All qualified dividends are ordinary dividends, but not all ordinary dividends are qualified. Ordinary dividends (Box 1a) are the total. Qualified dividends (Box 1b) are the portion eligible for favorable 15% maximum tax rates, requiring proper holding periods and qualifying corporations.
Q5: Do I report dividends from my IRA or 401(k)?
No. Dividends inside tax-advantaged retirement accounts aren't currently taxable and don't appear on Form 1099-DIV. You receive Form 1099-R only when taking distributions.
Q6: Why does my Form 1099-DIV show backup withholding in Box 4?
This occurs when you failed to provide a correct taxpayer identification number or the IRS notified the payer of under-reporting. The payer withheld 28% and sent it to the IRS. Claim this on Form 1040 line 62 as a payment. Correct the issue (usually by providing form W-9) to stop future withholding.
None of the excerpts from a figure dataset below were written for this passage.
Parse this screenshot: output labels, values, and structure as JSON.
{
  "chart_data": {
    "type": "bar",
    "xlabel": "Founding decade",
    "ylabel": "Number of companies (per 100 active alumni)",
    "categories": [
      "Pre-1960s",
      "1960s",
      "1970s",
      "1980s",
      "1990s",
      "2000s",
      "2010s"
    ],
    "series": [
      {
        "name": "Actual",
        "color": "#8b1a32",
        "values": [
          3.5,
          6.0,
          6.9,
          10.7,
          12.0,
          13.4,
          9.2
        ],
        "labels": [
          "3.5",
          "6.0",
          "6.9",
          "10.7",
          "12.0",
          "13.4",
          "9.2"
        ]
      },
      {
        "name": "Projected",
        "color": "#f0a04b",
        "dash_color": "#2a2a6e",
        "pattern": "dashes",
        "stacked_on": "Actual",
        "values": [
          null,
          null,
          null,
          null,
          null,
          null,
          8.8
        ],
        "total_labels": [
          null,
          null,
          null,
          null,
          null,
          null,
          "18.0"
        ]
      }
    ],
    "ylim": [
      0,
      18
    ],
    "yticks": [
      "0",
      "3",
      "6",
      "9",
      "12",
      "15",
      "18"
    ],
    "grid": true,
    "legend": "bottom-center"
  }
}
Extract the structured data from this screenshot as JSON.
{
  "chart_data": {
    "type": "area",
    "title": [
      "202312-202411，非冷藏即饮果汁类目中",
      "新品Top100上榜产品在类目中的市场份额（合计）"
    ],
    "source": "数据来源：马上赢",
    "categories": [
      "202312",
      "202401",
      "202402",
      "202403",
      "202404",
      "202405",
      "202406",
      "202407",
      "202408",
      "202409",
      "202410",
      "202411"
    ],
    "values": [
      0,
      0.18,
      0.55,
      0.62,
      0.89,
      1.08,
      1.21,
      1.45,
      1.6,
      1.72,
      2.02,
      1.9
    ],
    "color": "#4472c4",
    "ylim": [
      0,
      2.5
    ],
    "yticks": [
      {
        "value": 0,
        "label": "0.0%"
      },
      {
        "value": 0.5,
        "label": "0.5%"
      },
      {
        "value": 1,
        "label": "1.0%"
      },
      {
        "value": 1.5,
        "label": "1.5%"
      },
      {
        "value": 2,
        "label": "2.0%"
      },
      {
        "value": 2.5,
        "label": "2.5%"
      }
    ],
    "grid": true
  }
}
Q7: What if the name or Social Security number is wrong?
Contact the payer immediately for a corrected form. Mismatched information causes IRS processing problems. If you can't get a correction before the filing deadline, report the income correctly and attach an explanation statement.
This guide provides general information about Form 1099-DIV for tax year 2011 based on official IRS instructions. Tax situations vary—consult a qualified tax professional for guidance specific to your circumstances.